A set of reliable experimental apparatus was built to specifically investigate the Joule–Thomson effect. μJT experimental data for pure carbon dioxide in the temperature range of 303.15–423.15 K and at pressure up to 14 MPa are compared with Roebuck’s data,[21] and the relative deviation is within 1.36%. For pure nitrogen, the relative deviation between the μJT experimental data and the existing literature data[17] is within 0.94% at six isotherms between 298.15 and 423.15 K at pressure 0.1–14 MPa. The results indicate that the apparatus can better meet the accuracy for measurement and industrial needs.

New μJT measurements for three binary mixtures of (CO2 + N2) with molar compositions xN = (0.05, 0.10, 0.50) were performed in the new experimental apparatus at the temperature range between 298.15 and 423.15 K and at pressures up to 14 MPa. The experimental data for the three (CO2 + N2) mixtures are in agreement with the reported literature: as the temperature and pressure increase, the μJT values decrease.[50] Adding nitrogen will change the phase equilibrium and thus the critical parameters, compared with pure carbon dioxide. Compared to the throttling process of pure CO2, the nitrogen-containing CO2 streams first enter the two-phase zone. At 298.15 K, when the pressure is above the critical pressure (near 7.3 MPa), the throttling effect becomes more significant, and the throttling temperature decreases in the presence of mixed gases of N2, compared with pure CO2.

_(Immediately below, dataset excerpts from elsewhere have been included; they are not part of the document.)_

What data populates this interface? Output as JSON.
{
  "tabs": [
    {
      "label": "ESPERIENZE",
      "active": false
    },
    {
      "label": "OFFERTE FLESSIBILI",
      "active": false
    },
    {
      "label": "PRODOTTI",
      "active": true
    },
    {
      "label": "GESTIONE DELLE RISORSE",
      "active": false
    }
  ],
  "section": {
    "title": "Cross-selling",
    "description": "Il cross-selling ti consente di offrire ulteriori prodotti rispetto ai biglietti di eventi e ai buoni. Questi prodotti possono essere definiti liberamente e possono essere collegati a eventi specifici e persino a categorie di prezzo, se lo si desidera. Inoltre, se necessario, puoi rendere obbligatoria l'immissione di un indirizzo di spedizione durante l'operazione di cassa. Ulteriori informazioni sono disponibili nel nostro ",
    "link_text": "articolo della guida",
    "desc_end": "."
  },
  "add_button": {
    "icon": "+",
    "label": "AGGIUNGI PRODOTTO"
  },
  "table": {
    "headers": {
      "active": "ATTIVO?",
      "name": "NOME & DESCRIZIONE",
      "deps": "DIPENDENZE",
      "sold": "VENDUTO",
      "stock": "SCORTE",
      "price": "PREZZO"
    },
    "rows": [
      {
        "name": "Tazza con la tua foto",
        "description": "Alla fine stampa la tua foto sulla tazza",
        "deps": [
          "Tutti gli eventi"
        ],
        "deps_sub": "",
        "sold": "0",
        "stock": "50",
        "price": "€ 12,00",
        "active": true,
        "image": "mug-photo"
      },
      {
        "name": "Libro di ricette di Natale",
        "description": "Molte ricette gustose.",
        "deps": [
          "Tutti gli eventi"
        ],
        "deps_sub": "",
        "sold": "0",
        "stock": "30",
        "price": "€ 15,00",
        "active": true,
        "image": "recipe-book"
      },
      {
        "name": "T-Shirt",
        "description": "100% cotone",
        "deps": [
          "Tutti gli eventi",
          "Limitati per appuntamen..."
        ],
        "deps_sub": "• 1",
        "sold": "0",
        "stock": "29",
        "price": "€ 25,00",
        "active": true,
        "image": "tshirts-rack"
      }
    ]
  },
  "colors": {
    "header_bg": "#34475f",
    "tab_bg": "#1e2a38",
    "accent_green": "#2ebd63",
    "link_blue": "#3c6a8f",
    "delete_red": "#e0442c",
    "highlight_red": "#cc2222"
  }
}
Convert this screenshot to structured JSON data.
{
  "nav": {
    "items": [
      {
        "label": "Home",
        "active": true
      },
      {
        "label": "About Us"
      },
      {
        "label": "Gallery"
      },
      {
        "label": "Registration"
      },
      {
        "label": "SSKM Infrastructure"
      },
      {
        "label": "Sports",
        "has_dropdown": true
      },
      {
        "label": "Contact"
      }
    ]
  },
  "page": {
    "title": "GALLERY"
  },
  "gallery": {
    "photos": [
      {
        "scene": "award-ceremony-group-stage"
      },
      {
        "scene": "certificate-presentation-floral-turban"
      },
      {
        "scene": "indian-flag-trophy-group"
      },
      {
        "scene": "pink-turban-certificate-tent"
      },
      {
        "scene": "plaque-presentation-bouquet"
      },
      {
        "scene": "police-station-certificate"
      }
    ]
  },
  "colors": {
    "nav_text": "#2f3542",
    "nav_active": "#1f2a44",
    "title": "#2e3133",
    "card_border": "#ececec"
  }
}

The new experimental data were compared with the corresponding μJT calculated from GERG-2008, AGA8-DC92, and PR EoSs. The relative deviations of the experimental data for all (CO2+ N2) mixtures from the GERG-2008 were within the ±2.5% band and from the AGA8-DC92 EoS were within ±3%. The PR EoS shows a bad prediction of μJT for (CO2 + N2) mixtures, and the relative deviation is as high as 10%. The poor μJT description of the PR equation is mainly due to its simple form. Therefore, it can be concluded that experimental data agree well with the values estimated by GERG-2008 and AGA8-92DC but not PR EoS.

The aforementioned equations were also tested to predict the Joule–Thomson inversion curves for pure and binary systems. The obtained results compared with reported literature depicted that the GERG-2008 and AGA8-92DC EoSs show good agreement in predicting the JTIC for pure CO2 and N2. The PR equation only matches well with the JTIC for pure N2, while it gives a poor prediction for pure CO2. For the three (CO2 + N2) mixtures, the three equations all give similar results throughout the full span of JTICs, while the Pinv,max values from AGA8-92DC and PR are slightly larger than that from GERG-2008. The GERG-2008 and AGA9-92DC EoSs are more reliable and satisfactory than the PR EoS on the prediction of JTICs. The calculated Pinv,max and Tinv,max show that the (CO2 + N2) mixtures will produce a throttling cooling effect under transportation and compression conditions in CCS processes. In this work, the experimental data on μJT for the (CO2 + N2) mixtures could offer some information for actual CCS applications and fill the blank of the corresponding thermodynamic database.